Environmental Law Clinic Pushes for Federal Ban on Leaded Aviation Gasoline

Yesterday, advanced clinic student Sydney Speizman spoke on behalf of the Stanford Environmental Law Clinic client County of Santa Clara at a public hearing before the U.S. Environmental Protection Agency (“EPA”) in support of long-awaited federal action to regulate lead emissions from aviation gasoline – the country’s last remaining leaded transportation fuel.

Twenty-five years after banning leaded automobile fuel, the EPA is finally taking measures to regulate the last remaining source of mobile lead emissions in the country: leaded aviation gasoline (known as “avgas”). Last fall, a national coalition of NGOs and public agencies, including the County of Santa Clara represented by the Stanford Environmental Law Clinic, petitioned the EPA to make a so-called endangerment finding for leaded avgas under Section 231 of the Clean Air Act – the first step to regulating harmful air pollution from aircraft. In response, the EPA published its proposed endangerment finding last month, which found overwhelming evidence that 1) lead air pollution endangers public health or welfare, and 2) lead emissions from combustion of leaded avgas by piston-engine aircraft cause or contribute to that damaging pollution. If this positive endangerment finding is finalized, the EPA must then propose and finalize standards to control lead pollution from aircraft as the second stage of its rulemaking.

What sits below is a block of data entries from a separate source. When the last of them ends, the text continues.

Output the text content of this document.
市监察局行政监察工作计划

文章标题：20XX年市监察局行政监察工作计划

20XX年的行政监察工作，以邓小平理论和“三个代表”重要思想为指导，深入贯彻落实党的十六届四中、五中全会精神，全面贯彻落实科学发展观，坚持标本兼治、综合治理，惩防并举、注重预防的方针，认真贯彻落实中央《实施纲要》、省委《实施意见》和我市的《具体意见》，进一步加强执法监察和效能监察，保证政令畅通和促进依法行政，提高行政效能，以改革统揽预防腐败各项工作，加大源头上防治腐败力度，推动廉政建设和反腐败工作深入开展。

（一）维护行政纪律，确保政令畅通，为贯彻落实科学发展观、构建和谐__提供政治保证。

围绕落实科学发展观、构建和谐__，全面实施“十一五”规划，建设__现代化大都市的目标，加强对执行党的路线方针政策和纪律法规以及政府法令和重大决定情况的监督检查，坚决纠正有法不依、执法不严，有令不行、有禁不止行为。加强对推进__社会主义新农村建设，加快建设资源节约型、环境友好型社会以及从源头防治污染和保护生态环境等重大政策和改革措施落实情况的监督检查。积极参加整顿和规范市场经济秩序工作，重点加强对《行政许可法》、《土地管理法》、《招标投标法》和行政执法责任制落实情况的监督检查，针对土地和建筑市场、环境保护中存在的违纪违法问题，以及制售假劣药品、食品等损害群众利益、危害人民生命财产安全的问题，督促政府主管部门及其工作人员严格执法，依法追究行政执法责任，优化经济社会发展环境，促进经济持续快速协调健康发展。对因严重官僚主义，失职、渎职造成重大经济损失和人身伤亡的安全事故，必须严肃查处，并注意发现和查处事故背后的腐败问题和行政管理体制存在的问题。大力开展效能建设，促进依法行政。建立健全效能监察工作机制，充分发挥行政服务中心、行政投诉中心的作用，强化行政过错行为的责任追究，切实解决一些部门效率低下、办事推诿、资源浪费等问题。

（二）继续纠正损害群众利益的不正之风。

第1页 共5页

The Stanford Environmental Law Clinic is representing the County of Santa Clara throughout this rulemaking to advocate for a nationwide ban on leaded avgas on a timeline that meets the urgency of the public health crisis and grave environmental injustice posed by the continued use of this poisonous fuel. Leaded avgas is the source of a staggering 70% of lead air pollution nationwide, posing severe health and developmental risks to communities living near general aviation airports and to airport workers. This public health crisis is also a grave environmental injustice – airport-adjacent communities are disproportionately low-income and/or communities of color, and many are already overburdened with other sources of lead exposure.

A County-commissioned study released last year, for instance, documented increases in blood lead levels in children living nearby Reid-Hillview Airport in East San Jose on par with, and even exceeding, the magnitude of increase observed at the height of the Flint Water Crisis. Like many airport-adjacent communities throughout the country, the community surrounding Reid-Hillview Airport that is most heavily impacted by lead air pollution is significantly lower-income than the County as a whole, with 97% also identifying as persons of color and nearly 80% speaking a language other than English at home. Following release of the study, the County took swift action to eliminate leaded avgas sales at County-owned airports and petitioned the EPA to regulate leaded avgas nationwide.

At yesterday’s public hearing before the EPA, Sydney highlighted the strong evidence supporting the EPA’s proposed finding, the direct and socialized costs of the EPA’s failure to regulate lead emissions, and the public health and environmental justice imperatives mandating a swift ban of leaded avgas nationwide. Sydney also underscored the need for  federal action, noting that because “the County cannot stop aircraft using leaded fuel from transiting through its airports, nor can it control fuel sales at other airports, coordinated and bold federal action is needed to solve this problem.”

Also speaking for the County in strong support of the proposed endangerment finding were Deputy County Executive Sylvia Gallegos – who elaborated on the impacts of leaded avgas for communities living near Reid-Hillview Airport in East San Jose and the County’s actions to reduce lead exposure – and Dr. Bruce Lanphear – a professor at Simon Fraser University and an expert on lead poisoning who described the profound health harms of lead exposure, particularly to exposed children.  County speakers were joined by community members impacted by aircraft lead emissions and by NGOs from around the country advocating for this long-overdue regulation.